Les principaux facteurs-clés de succès exprimés par les PSF concernent la gestion de la relation avec le client (tant en termes contractuels qu'au niveau de la communication), de la personnalisation des services offerts ou de la compréhension de l'environnement bancaire et de ses contraintes. Les aspects technologiques semblent secondaires, alors qu'il apparaît que, vue du côté des banques, la composante technologique (compétence technique du prestataire, fiabilité des solutions proposées) est prédominante dans la sélection d'un prestataire, tout comme la compréhension des motivations et des objectifs de la banque.

Ce décalage de perception se traduit de manière encore plus prononcée quant à la nature de la relation entre banques et PSF de support: 50% des PSF se considèrent comme des "partenaires du business", alors que 6% seulement des banques partagent cette vision et considèrent principalement leurs prestataires comme des "fournisseurs de services IT". Sur la base de cette enquête, toute une démarche de recherche va désormais se développer dans le cadre du programme InnoFinance, un partenariat de type public-privé de recherche et développement pour le secteur financier qui entend appuyer, sous l'angle qualité, la stratégie de promotion de l'excellence de la place financière.

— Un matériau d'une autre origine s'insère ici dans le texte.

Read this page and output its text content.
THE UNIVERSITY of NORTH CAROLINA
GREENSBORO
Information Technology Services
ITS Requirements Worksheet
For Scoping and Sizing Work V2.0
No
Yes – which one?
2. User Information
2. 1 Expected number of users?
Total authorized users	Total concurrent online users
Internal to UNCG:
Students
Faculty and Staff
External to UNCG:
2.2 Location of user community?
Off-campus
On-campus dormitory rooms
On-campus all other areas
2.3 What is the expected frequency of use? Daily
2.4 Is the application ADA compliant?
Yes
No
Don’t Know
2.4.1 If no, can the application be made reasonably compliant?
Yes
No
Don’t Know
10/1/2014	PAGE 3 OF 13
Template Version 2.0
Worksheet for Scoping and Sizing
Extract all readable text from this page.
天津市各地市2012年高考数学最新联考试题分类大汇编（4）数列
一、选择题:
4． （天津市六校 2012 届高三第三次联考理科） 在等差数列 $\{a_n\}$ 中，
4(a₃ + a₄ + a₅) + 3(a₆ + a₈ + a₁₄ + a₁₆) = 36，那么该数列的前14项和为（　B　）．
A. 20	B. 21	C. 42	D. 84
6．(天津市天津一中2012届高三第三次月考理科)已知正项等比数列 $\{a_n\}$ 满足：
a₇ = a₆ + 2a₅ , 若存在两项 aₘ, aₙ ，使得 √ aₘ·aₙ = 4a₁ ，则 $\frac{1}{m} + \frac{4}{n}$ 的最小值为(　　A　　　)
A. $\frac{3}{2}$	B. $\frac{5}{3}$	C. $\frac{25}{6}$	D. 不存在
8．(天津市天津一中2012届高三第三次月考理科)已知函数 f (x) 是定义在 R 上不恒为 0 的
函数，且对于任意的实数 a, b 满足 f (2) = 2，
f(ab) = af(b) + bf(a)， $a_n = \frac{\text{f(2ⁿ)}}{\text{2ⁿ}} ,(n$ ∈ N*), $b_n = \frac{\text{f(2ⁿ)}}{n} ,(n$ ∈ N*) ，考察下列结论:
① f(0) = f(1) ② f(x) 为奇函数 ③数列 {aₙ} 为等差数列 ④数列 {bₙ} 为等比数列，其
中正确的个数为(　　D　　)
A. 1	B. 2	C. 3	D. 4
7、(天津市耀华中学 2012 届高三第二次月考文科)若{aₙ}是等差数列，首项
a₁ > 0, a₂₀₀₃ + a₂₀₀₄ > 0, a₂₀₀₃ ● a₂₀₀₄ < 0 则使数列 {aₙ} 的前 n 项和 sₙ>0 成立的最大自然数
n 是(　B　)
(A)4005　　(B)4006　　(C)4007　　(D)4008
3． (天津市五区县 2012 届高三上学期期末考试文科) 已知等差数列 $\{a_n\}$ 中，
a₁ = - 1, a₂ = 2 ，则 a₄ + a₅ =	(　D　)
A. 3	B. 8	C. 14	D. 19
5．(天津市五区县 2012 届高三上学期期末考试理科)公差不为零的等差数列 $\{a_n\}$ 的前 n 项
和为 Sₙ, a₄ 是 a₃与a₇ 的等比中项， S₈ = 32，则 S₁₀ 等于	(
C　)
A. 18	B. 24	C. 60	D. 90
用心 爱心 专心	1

Création d'un groupe de travail "Qualité des services des PSF"

"Nous souhaitons impulser au Luxembourg deux courants convergents qui façonneront à l'avenir les relations entre acteurs économiques et publics dans nos économies développées, a expliqué, mercredi, Jean-Pol Michel, co-directeur du Centre d'Innovation par les Technologies de l'Information (CITI) au CRP Henri Tudor. Il s'agit de 'l'Open Innovation' et de la 'Services Science'. Ces initiatives se focalisent sur la compréhension et la maturité d'une économie de services, sans pour autant prétendre attaquer le coeur de métier, ici, en l'occurrence les métiers de la finance. Mais nous pensons que la compréhension et l'innovation des services en tant que tels auront un impact fondamental sur les secteurs qui se les approprieront".

Aux yeux de M. Michel, les gains méthodologiques, la dynamique engendrée dans ce secteur et la concentration extraordinaire de compétences en matière de service sont autant d'atouts pouvant permettre l'accélération de l'émergence de nouveaux secteurs et l'attractivité de la Place pour d'autres activités de service.

"L'ambition affichée peut apparaître très élevée, reconnaît M. Michel. Elle l'est, mais elle reste réaliste. Elle passe surtout par la capacité du Luxembourg, grâce à des circuits très courts, à mobiliser les parties prenantes avec une agilité et une réactivité inégalées sans doute dans les économies développées".

Un groupe de travail "Qualité des services des PSF" verra le jour dans les prochaines semaines et planchera, dans le cadre du programme InnoFinance, autour de l'excellence des services dans le secteur financier, en mobilisant des représentants des diverses parties prenantes.

L'idée est, à terme, d'établir un modèle de référence équivalent à une charte de qualité et de développer un outil de mesure objective de la qualité des services passant, pourquoi pas, par l'élaboration d'un "label de qualité".

Jean-Pol Michel a bon espoir que des réalisations concrètes soient annoncées d'ici à la fin de l'année.